In contrast to the abovementioned studies, other multi-institutional studies failed to support a therapeutic role for lymphadenectomy. Lughezzani reported the results of a population-based study of 2,824 patients in the SEER database [34]. They failed to show any therapeutic benefit of lymphadenectomy. No difference in CSS between pN0 and pNx even in patients with muscle-invasive disease (p = 0.4) was reported (Fig. 7.3). Multivariate analysis also showed that omitting lymphadenectomy (pNx) had no influence on cancer-specific mortality. Similar results were reported by Ouzzane from 786 patients in a French multi-institutional study [36] and by Mason from 1,029 patients in Canada [35]. The latter two studies showed no difference between patients with pN0 and those with pNx, and pNx did not reduce the risk of cancer-specific mortality after adjusting for other clinical parameters by multivariate analysis. Again, the extent of lymphadenectomy was not described in the latter studies due to the nature of the multi-institutional studies.

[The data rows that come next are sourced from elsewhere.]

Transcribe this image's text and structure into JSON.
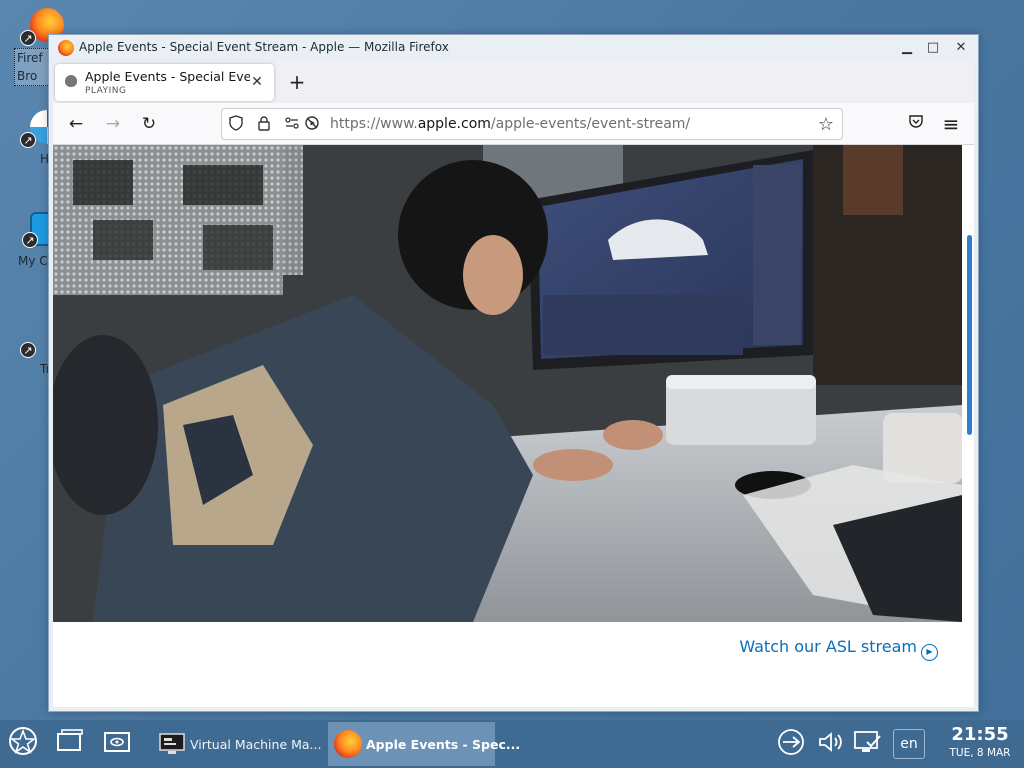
{
  "desktop": {
    "icons": [
      {
        "label": "Firef\nBro",
        "name": "firefox"
      },
      {
        "label": "H",
        "name": "help"
      },
      {
        "label": "My Co",
        "name": "my-computer"
      },
      {
        "label": "Tr",
        "name": "trash"
      }
    ]
  },
  "window": {
    "title": "Apple Events - Special Event Stream - Apple — Mozilla Firefox",
    "minimize": "▁",
    "maximize": "□",
    "close": "✕"
  },
  "tab": {
    "title": "Apple Events - Special Event Stream - Apple",
    "status": "PLAYING",
    "close": "✕",
    "new_tab": "+"
  },
  "nav": {
    "back": "←",
    "forward": "→",
    "reload": "↻",
    "url_prefix": "https://www.",
    "url_domain": "apple.com",
    "url_path": "/apple-events/event-stream/",
    "bookmark": "☆",
    "pocket": "⛉",
    "menu": "≡"
  },
  "page": {
    "asl_link": "Watch our ASL stream"
  },
  "taskbar": {
    "tasks": [
      {
        "label": "Virtual Machine Ma...",
        "active": false
      },
      {
        "label": "Apple Events - Spec...",
        "active": true
      }
    ],
    "language": "en",
    "time": "21:55",
    "date": "TUE, 8 MAR"
  },
  "colors": {
    "desktop": "#4d7aa3",
    "taskbar": "#3f6b93",
    "link": "#0a6fb8",
    "scrollbar": "#2f7fd1"
  }
}
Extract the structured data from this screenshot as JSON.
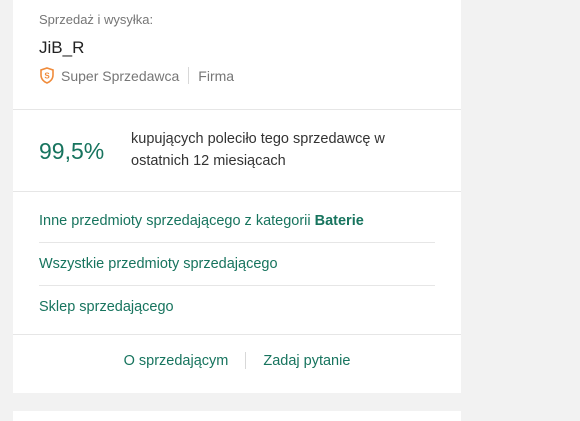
{
  "seller": {
    "section_label": "Sprzedaż i wysyłka:",
    "name": "JiB_R",
    "badge_label": "Super Sprzedawca",
    "type_label": "Firma",
    "badge_icon": "super-seller-shield-icon"
  },
  "rating": {
    "value": "99,5%",
    "text": "kupujących poleciło tego sprzedawcę w ostatnich 12 miesiącach"
  },
  "links": {
    "category_items_prefix": "Inne przedmioty sprzedającego z kategorii",
    "category_name": "Baterie",
    "all_items": "Wszystkie przedmioty sprzedającego",
    "store": "Sklep sprzedającego"
  },
  "footer": {
    "about_seller": "O sprzedającym",
    "ask_question": "Zadaj pytanie"
  },
  "colors": {
    "accent": "#17745e",
    "badge": "#f08b3b"
  }
}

The jury is therefore still out and it should be outlined that improved staging does not mean therapeutic advantage at the present time. All these above studies were retrospective, but one prospective study was recently reported. Kondo and colleagues conducted a single-arm prospective study at two Japanese institutes [26]. Template-based lymphadenectomy was performed according to their previous mapping study. Patients who underwent complete lymphadenectomy in the prospective setting were designated as Pros-CompLND, and complete lymphadenectomy in the retrospective cohort as Retro-CompLND. The control group included patients who underwent lymphadenectomy in the retrospective cohort and those without lymphadenectomy. In patients with renal pelvic cancer stage pT2N0M0 or higher, the 3-year CSS was 90.8 % in Retro-CompLND, 87.9 % in Pros-CompLND, and 64.7 % in No-LND (Fig. 7.7). Patients with Pros-CompLND had significantly higher survival rates than the No-LND groups (p = 0.04). Multivariate analysis supported that complete lymphadenectomy is a significant independent factor to reduce the risk of cancer-specific mortality. They concluded that lymphadenectomy is strongly recommended for patients with renal pelvic cancer of ≥ pT2. In addition, their template of lymphadenectomy used for renal pelvic cancer was further validated by this prospective study. On the other hand, this therapeutic benefit could not be observed in patients with ureteral cancer even when limited to muscle-invasive disease (Fig. 7.7), the reason for which is unclear.

A limitation is that those patients without LN dissection are by definition Nx with many N + in reality and thus falsely classified. These patients may have a worse outcome because they are understaged, and not necessarily because the LN dissection was not completed.